All assumptions about the use case have been documented. Consider assumptions made about the use case’s scope, expectations about information available via secondary actors, and development issues surrounding the use case, such as the level of effort needed to develop the use case, time frames, and so on.

• If preconditions and postconditions are used (e.g., not used in conceptual use cases), they are documented at a level of abstraction and with a vocabulary that users can understand. They apply to the state of the system, not the outside environment. They are written in a way that allows them to be verifiable and testable. They are written in the present tense.

• Alternative flows indicate the triggers that cause deviations from the normal course. If an alternative flow does not remerge with the normal flow, the results of how it differs from the normal flow are stated. If it does remerge, document the point at which it remerges.

• Extend relationships are truly extended behavior and not alternative flows.

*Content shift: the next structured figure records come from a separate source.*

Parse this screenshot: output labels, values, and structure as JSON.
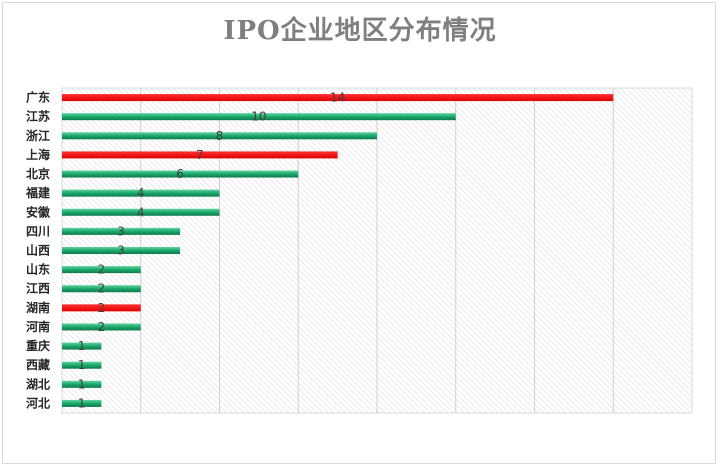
{
  "chart_data": {
    "type": "bar",
    "orientation": "horizontal",
    "title": "IPO企业地区分布情况",
    "categories": [
      "广东",
      "江苏",
      "浙江",
      "上海",
      "北京",
      "福建",
      "安徽",
      "四川",
      "山西",
      "山东",
      "江西",
      "湖南",
      "河南",
      "重庆",
      "西藏",
      "湖北",
      "河北"
    ],
    "values": [
      14,
      10,
      8,
      7,
      6,
      4,
      4,
      3,
      3,
      2,
      2,
      2,
      2,
      1,
      1,
      1,
      1
    ],
    "bar_colors": [
      "#ff0000",
      "#1aa86b",
      "#1aa86b",
      "#ff0000",
      "#1aa86b",
      "#1aa86b",
      "#1aa86b",
      "#1aa86b",
      "#1aa86b",
      "#1aa86b",
      "#1aa86b",
      "#ff0000",
      "#1aa86b",
      "#1aa86b",
      "#1aa86b",
      "#1aa86b",
      "#1aa86b"
    ],
    "xlim": [
      0,
      16
    ],
    "x_grid_step": 2,
    "grid": true,
    "data_labels": true,
    "legend": "none",
    "colors": {
      "highlight": "#ff0000",
      "default": "#1aa86b",
      "title": "#7f7f7f",
      "plot_background": "hatched light gray"
    }
  }
}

• Significant common behavior has been factored out into a common use case linked by the “include” relationship.

Diagramming Use Cases

• The use case diagram is consistent with the conventions of the UML, some superset of the UML, or other well-defined modeling language.

• Multiple use case diagrams have been considered/used on a system of any size to partition the functionality. For example, some diagrams may be used to show the relationship between the actors and the system; others may show the base use cases and their extend, include, and generalization relationships. One diagram may be used to show the priorities of use cases based on architectural significance; another may be utilized to indicate the iteration in which a use case will be scheduled to have its functionality designed/developed/tested/documented.

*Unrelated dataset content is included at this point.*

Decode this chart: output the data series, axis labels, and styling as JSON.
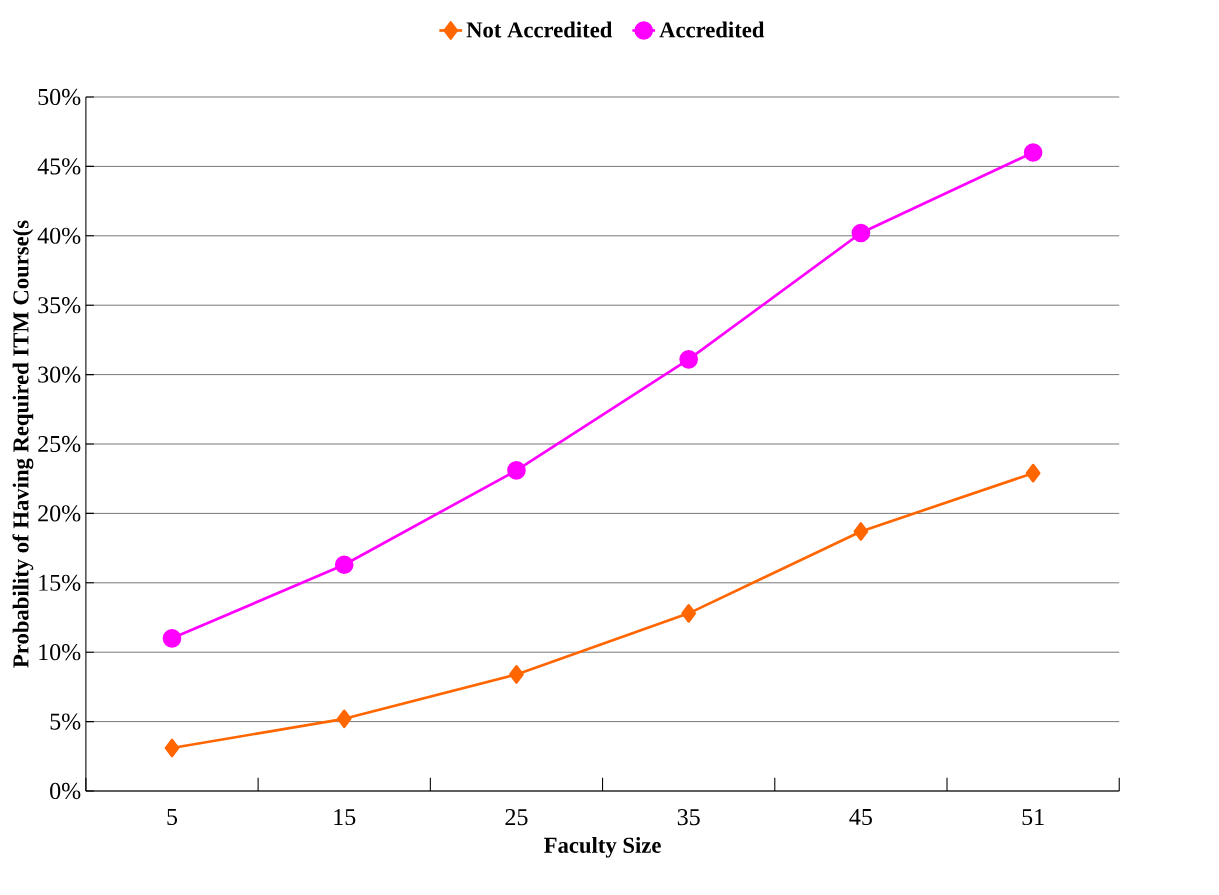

• A system boundary in the diagram delineates the functionality inside and outside the system.

• All use cases are associated with an actor or are related to another use case (via include, extend, and generalization relationships).

• The use cases in a given package are consistent with a single theme or idea captured in the package name.

The diagram is not spaghetti or a mass of relationships. Actors are not too broadly defined and no incorrect (or subroutine) level of use case modeling has been used. (Consider “layering” your use case model, as you would an architecture, so that dependencies between use cases are one-way.)

• The priority mechanism (if used) is documented. Priorities can be described using techniques such as a straight numerical ranking or the grouping of use cases into categories (high, medium, and low). Priorities are probably needed if incremental or iterative development of the system is planned.

Organizing the Use Case Model

• The use cases are organized in an appropriate manner (e.g., by functional area, by dependency stream, or by actor) making them comprehensible to the stakeholders.